Au-delà, il faut bien sûr lutter contre l’évasion fiscale et l’injustice fiscale. Le confinement à lui seul a fait gagner des sommes considérables à certains acteurs du numérique qui ne sont pas soumis à une fiscalité proportionnée à leurs bénéfices.
Ce n’est certes pas simple. Le Président de la petite île de Sainte-Lucie, en face de la Martinique, a indiqué à la CNUCED l’année dernière combien son destin n’est plus entre ses mains mais entre celles de la communauté internationale en raison du changement climatique. Placée de façon contestable sur la liste des paradis fiscaux par l’UE (puis retirée), l’île a subi un grand préjudice alors même qu’elle n’a guère de possibilités de développement. La question est donc : jusqu’où aller dans l’échange de services, l’optimisation financière, sachant qu’en l’absence de consensus global, chaque pays est potentiellement un paradis fiscal pour un autre, pour tel ou tel produit ou service. Y compris au sein de l’UE.
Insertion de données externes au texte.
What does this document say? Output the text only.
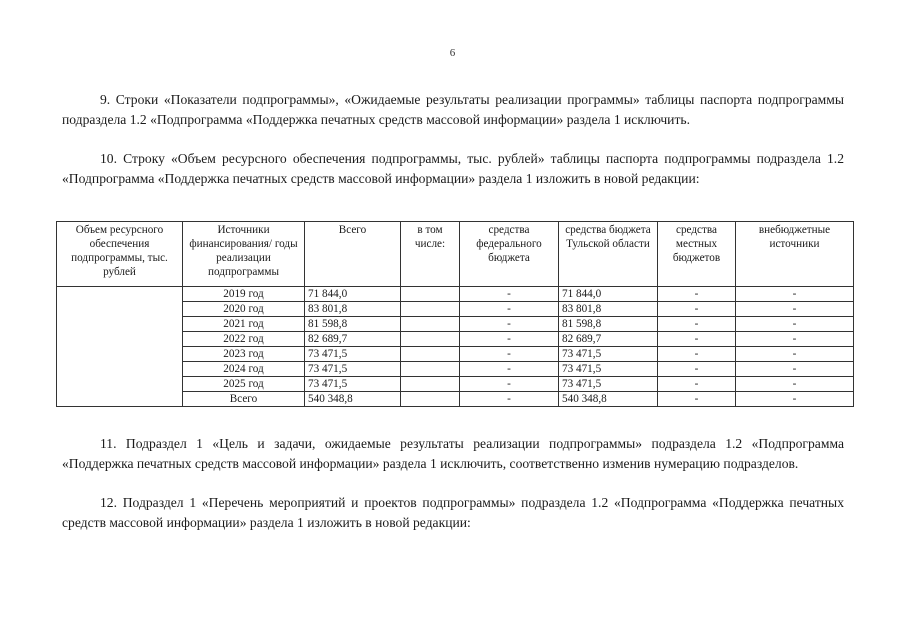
6
9. Строки «Показатели подпрограммы», «Ожидаемые результаты реализации программы» таблицы паспорта подпрограммы подраздела 1.2 «Подпрограмма «Поддержка печатных средств массовой информации» раздела 1 исключить.
10. Строку «Объем ресурсного обеспечения подпрограммы, тыс. рублей» таблицы паспорта подпрограммы подраздела 1.2 «Подпрограмма «Поддержка печатных средств массовой информации» раздела 1 изложить в новой редакции:
Объем ресурсного обеспечения подпрограммы, тыс. рублей	Источники финансирования/ годы реализации подпрограммы	Всего	в том числе:	средства федерального бюджета	средства бюджета Тульской области	средства местных бюджетов	внебюджетные источники
	2019 год	71 844,0		-	71 844,0	-	-
	2020 год	83 801,8		-	83 801,8	-	-
	2021 год	81 598,8		-	81 598,8	-	-
	2022 год	82 689,7		-	82 689,7	-	-
	2023 год	73 471,5		-	73 471,5	-	-
	2024 год	73 471,5		-	73 471,5	-	-
	2025 год	73 471,5		-	73 471,5	-	-
	Всего	540 348,8		-	540 348,8	-	-
11. Подраздел 1 «Цель и задачи, ожидаемые результаты реализации подпрограммы» подраздела 1.2 «Подпрограмма «Поддержка печатных средств массовой информации» раздела 1 исключить, соответственно изменив нумерацию подразделов.
12. Подраздел 1 «Перечень мероприятий и проектов подпрограммы» подраздела 1.2 «Подпрограмма «Поддержка печатных средств массовой информации» раздела 1 изложить в новой редакции:
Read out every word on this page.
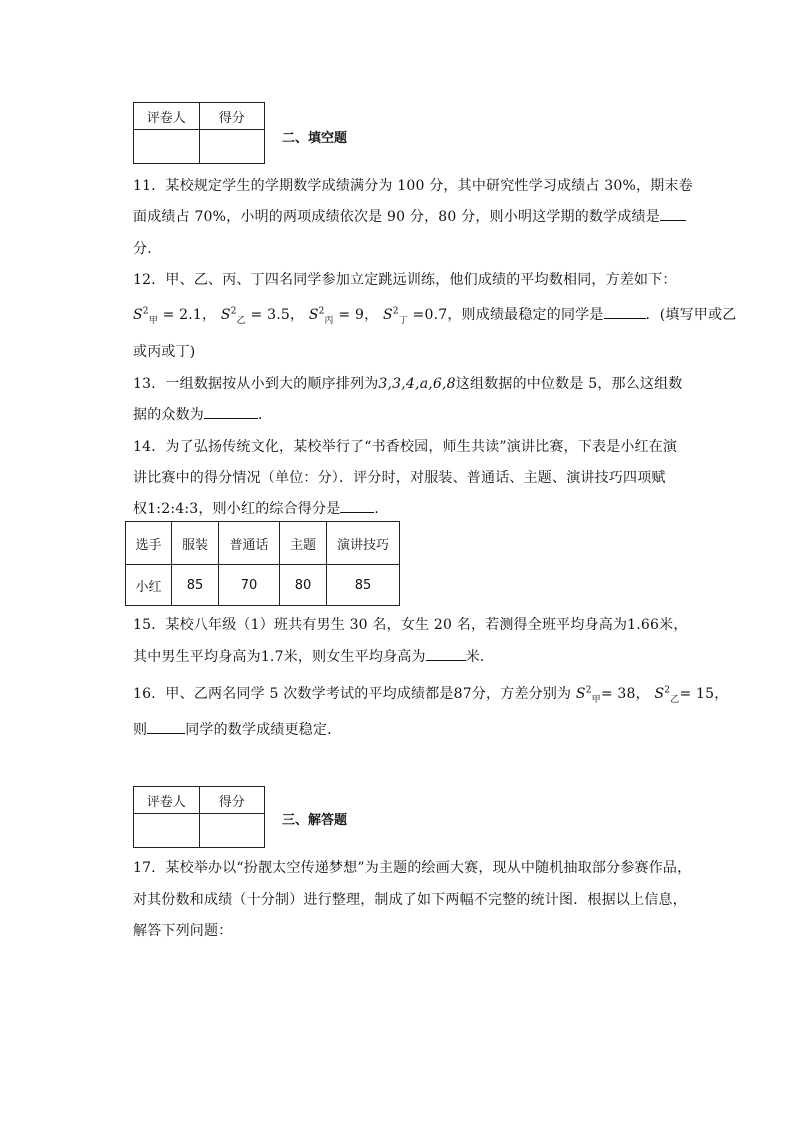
评卷人	得分

二、填空题
11．某校规定学生的学期数学成绩满分为 100 分，其中研究性学习成绩占 30%，期末卷
面成绩占 70%，小明的两项成绩依次是 90 分，80 分，则小明这学期的数学成绩是
分．
12．甲、乙、丙、丁四名同学参加立定跳远训练，他们成绩的平均数相同，方差如下：
$S^2_甲 = 2.1$， $S^2_乙 = 3.5$， $S^2_丙 = 9$， $S^2_丁 =0.7$，则成绩最稳定的同学是	．(填写甲或乙
或丙或丁)
13．一组数据按从小到大的顺序排列为3,3,4,a,6,8这组数据的中位数是 5，那么这组数
据的众数为	．
14．为了弘扬传统文化，某校举行了“书香校园，师生共读”演讲比赛，下表是小红在演
讲比赛中的得分情况（单位：分）．评分时，对服装、普通话、主题、演讲技巧四项赋
权1:2:4:3，则小红的综合得分是 ．
选手	服装	普通话	主题	演讲技巧
小红	85	70	80	85
15．某校八年级（1）班共有男生 30 名，女生 20 名，若测得全班平均身高为1.66米，
其中男生平均身高为1.7米，则女生平均身高为	米．
16．甲、乙两名同学 5 次数学考试的平均成绩都是87分，方差分别为 $S^2_甲= 38$， $S^2_乙= 15$，
则	同学的数学成绩更稳定．
评卷人	得分

三、解答题
17．某校举办以“扮靓太空传递梦想”为主题的绘画大赛，现从中随机抽取部分参赛作品，
对其份数和成绩（十分制）进行整理，制成了如下两幅不完整的统计图．根据以上信息，
解答下列问题：
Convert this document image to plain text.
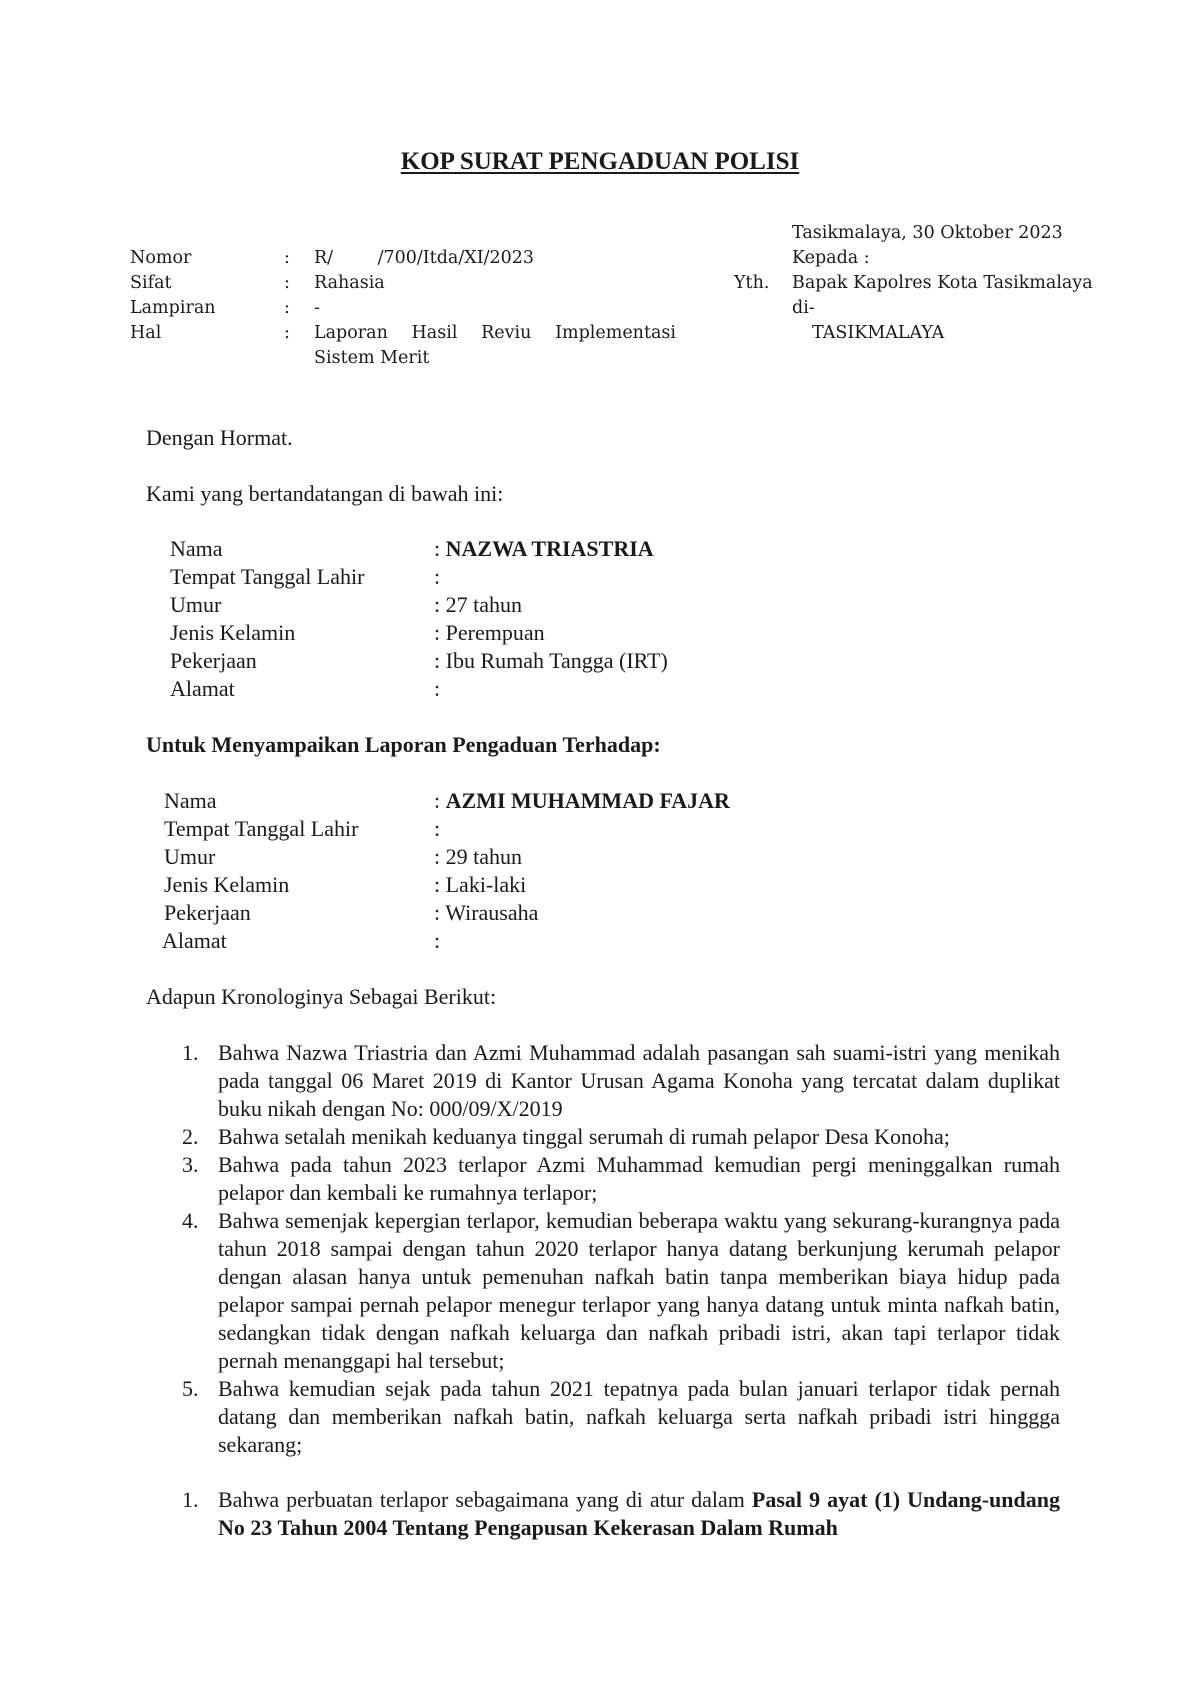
KOP SURAT PENGADUAN POLISI
Tasikmalaya, 30 Oktober 2023
Nomor	: R/        /700/Itda/XI/2023	Kepada :
Sifat	: Rahasia	Yth. Bapak Kapolres Kota Tasikmalaya
Lampiran	: -	di-
Hal	: Laporan Hasil Reviu Implementasi	TASIKMALAYA
Sistem Merit
Dengan Hormat.
Kami yang bertandatangan di bawah ini:
Nama	: NAZWA TRIASTRIA
Tempat Tanggal Lahir	:
Umur	: 27 tahun
Jenis Kelamin	: Perempuan
Pekerjaan	: Ibu Rumah Tangga (IRT)
Alamat	:
Untuk Menyampaikan Laporan Pengaduan Terhadap:
Nama	: AZMI MUHAMMAD FAJAR
Tempat Tanggal Lahir	:
Umur	: 29 tahun
Jenis Kelamin	: Laki-laki
Pekerjaan	: Wirausaha
Alamat	:
Adapun Kronologinya Sebagai Berikut:
1. Bahwa Nazwa Triastria dan Azmi Muhammad adalah pasangan sah suami-istri yang menikah pada tanggal 06 Maret 2019 di Kantor Urusan Agama Konoha yang tercatat dalam duplikat buku nikah dengan No: 000/09/X/2019
2. Bahwa setalah menikah keduanya tinggal serumah di rumah pelapor Desa Konoha;
3. Bahwa pada tahun 2023 terlapor Azmi Muhammad kemudian pergi meninggalkan rumah pelapor dan kembali ke rumahnya terlapor;
4. Bahwa semenjak kepergian terlapor, kemudian beberapa waktu yang sekurang-kurangnya pada tahun 2018 sampai dengan tahun 2020 terlapor hanya datang berkunjung kerumah pelapor dengan alasan hanya untuk pemenuhan nafkah batin tanpa memberikan biaya hidup pada pelapor sampai pernah pelapor menegur terlapor yang hanya datang untuk minta nafkah batin, sedangkan tidak dengan nafkah keluarga dan nafkah pribadi istri, akan tapi terlapor tidak pernah menanggapi hal tersebut;
5. Bahwa kemudian sejak pada tahun 2021 tepatnya pada bulan januari terlapor tidak pernah datang dan memberikan nafkah batin, nafkah keluarga serta nafkah pribadi istri hinggga sekarang;
1. Bahwa perbuatan terlapor sebagaimana yang di atur dalam Pasal 9 ayat (1) Undang-undang No 23 Tahun 2004 Tentang Pengapusan Kekerasan Dalam Rumah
Ce sont donc deux leviers complexes : mobiliser l’épargne de manière durable, en prenant en compte à la fois le temps et l’espace, et lutter contre l’évasion fiscale dans une logique de long terme.
Grands et petits Etats, organisations internationales, acteurs individuels… Quel rôle pour chacun ?
Le multilatéralisme – comme l’Union européenne – pourrait se nourrir de plus que de la somme des nations. Les expériences qui se vivent dans toutes les grandes villes du monde, en matière de transition écologique et sociale, sont riches et innovantes : le filtre des nations ne doit pas les faire oublier. UN-Habitat y travaille, mais cela reste encore trop faible. Le modèle Climate Action a contribué de manière active au succès de la COP de Paris.
Il faut bien sûr respecter les mandats, les légitimités démocratiques, mais nous pourrions élargir les prises de parole démocratiques, nourrir les coopérations concrètes, opérationnelles. Les villes, qui regroupent 80 % de la population mondiale, sont le lieu de confrontation au réel par excellence en matière de justice sociale, de climat, de migrants… Dispositifs participatifs, délibératifs, à l’échelle des villes notamment : ce sont des outils intéressants pour nourrir la démocratie participative, la revitaliser.